O Youtube também está presente nas mídias que estão sofrendo mudanças com a cultura da convergência, sendo inserido em contextos que antes jamais se pensaria. Um exemplo é o debate presidencial da CNN que foi ao ar em 2007 que deu a oportunidade dos internautas terem suas perguntas respondidas pelos candidatos à presidência através do Youtube. Esses debates tiveram grandes controvérsias e reações negativas, mas foi um grande exemplo de convergência entre mídias e uma maior interação com o receptor.

Outro exemplo que a gente pode dar é a própria publicidade. A publicidade também sofreu mudanças drásticas graças as novas tecnologias. Foi necessário se mudar toda uma forma de pensar e fazer um grande estudo das mídias digitais e como a interação com o público nelas muda completamente. A publicidade que você vê na televisão não é a mesma que você vê no meio digital ou impresso, são mídias diferentes que tem uma diferente interação com o público. Não é raro ver uma peça publicitária no Youtube com mais de 1 minuto e ver essa mesma peça na televisão de uma forma mais rápida e curta. Ou uma publicidade na televisão que te incentiva a compartilhar um vídeo ou uma foto. É a publicidade se adaptando às novas tecnologias e tentando incentivar o consumidor  a procurar por informações em outras mídias.
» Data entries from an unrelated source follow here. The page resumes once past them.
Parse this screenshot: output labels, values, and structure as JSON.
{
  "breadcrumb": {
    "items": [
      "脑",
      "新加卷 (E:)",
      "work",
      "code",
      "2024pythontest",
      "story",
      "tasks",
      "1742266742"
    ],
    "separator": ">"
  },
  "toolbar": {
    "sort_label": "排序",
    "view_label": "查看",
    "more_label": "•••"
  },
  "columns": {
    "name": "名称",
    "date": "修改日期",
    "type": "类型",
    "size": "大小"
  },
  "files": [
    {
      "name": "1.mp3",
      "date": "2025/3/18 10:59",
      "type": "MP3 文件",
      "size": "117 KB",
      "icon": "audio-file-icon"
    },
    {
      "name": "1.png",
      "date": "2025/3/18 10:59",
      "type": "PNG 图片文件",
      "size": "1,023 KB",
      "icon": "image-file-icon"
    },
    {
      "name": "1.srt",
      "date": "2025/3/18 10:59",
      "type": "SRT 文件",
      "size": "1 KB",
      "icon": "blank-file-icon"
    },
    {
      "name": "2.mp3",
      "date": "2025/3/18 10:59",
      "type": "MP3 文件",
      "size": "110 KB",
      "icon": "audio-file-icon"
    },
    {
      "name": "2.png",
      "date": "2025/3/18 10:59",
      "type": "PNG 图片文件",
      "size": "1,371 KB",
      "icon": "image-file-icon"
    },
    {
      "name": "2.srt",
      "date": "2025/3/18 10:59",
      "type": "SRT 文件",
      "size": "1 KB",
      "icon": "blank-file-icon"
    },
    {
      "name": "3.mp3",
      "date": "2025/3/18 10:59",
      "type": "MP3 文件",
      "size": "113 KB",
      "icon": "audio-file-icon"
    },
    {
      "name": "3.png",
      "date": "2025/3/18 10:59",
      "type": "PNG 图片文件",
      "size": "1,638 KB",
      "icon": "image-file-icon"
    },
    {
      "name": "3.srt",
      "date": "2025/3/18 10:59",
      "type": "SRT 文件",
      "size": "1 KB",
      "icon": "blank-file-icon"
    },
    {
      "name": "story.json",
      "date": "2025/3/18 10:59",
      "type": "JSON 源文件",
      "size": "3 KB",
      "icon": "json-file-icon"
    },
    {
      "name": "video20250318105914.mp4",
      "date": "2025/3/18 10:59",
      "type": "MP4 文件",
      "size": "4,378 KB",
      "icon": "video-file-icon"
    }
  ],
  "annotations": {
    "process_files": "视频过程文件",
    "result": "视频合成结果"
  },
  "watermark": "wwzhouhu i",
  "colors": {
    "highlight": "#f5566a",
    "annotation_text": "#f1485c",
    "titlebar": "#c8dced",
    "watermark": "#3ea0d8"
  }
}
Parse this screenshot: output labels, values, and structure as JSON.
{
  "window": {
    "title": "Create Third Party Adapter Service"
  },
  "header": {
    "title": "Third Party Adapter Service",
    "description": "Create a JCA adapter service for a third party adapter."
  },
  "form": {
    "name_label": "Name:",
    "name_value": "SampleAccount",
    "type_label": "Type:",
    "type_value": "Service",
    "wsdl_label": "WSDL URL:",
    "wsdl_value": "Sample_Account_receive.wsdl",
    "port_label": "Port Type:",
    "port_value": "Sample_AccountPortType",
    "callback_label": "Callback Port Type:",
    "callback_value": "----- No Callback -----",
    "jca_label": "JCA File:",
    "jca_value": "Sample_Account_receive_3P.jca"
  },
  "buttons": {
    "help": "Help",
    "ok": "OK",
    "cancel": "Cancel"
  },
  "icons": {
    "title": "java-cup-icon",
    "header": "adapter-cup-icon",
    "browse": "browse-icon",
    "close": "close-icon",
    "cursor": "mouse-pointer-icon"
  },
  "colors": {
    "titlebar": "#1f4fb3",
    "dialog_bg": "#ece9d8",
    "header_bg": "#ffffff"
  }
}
Além disso, também podemos falar sobre o fenômeno dos Youtubers. Com essa plataforma que nos permite produzir e distribuir conteúdo pudemos acompanhar o “boom!” dos vloggers e youtubers. No Brasil, o fenômeno dos youtubers teve como grande incentivo a distribuição de opiniões em formas de vídeos. Quem, em pleno 2010, nunca tinha visto um vídeo do Felipe Neto? Ele, e muitos outros, resolveram usar essa plataforma para produzir seu próprio conteúdo que diga-se de passagem não era assim tão bom não e ganharam milhões de visualizações tanto de pessoas que concordavam ou discordavam deles.

Além disso, podemos comentar sobre a conexão que as novas tecnologias nos trazem. Por exemplo, eu poderia gravar um vídeo para o YouTube e pessoas de qualquer lugar do mundo poderia assisti-lo. Não basta apenas produzir também é preciso distribuir e isso é feito por meio das redes. Com essa possibilidade de uma maior integração nós nos encontramos assistindo vídeos produzidos do outro lado do mundo qie chegaram até nós através dessa plataforma.

Outra coisa a se ressaltar é como o YouTube também funciona como um arquivo onde você pode encontrar diversos conteúdos de diversas mídias em uma mesmo lugar. Quem nunca viu um filminho básico no YouTube? Ilegal ou não, esse filme está lá é ele provavelmente não foi feito para esse tipo de mídia.

O YouTube hoje é uma plataforma que se adaptou muito bem á convergência.  Você pode acessá-lo de diversos lugares e mídias, como por exemplo do seu celular, ou da sua televisão. Com novas tecnologias como o Chromecast já lhe permitem uma integração ainda maior, nos dando a possibilidade de conectar, por exemplo, um dispositivo móvel á sua televisão.

Enfim, é inegável que a convergência é um fenômeno com o qual convivemos diariamente, mas já se tornou algo tão cotidiano que as vezes nem paramos pra pensar nas diferentes fusões de mídias que vemos é fazemos todos os dias.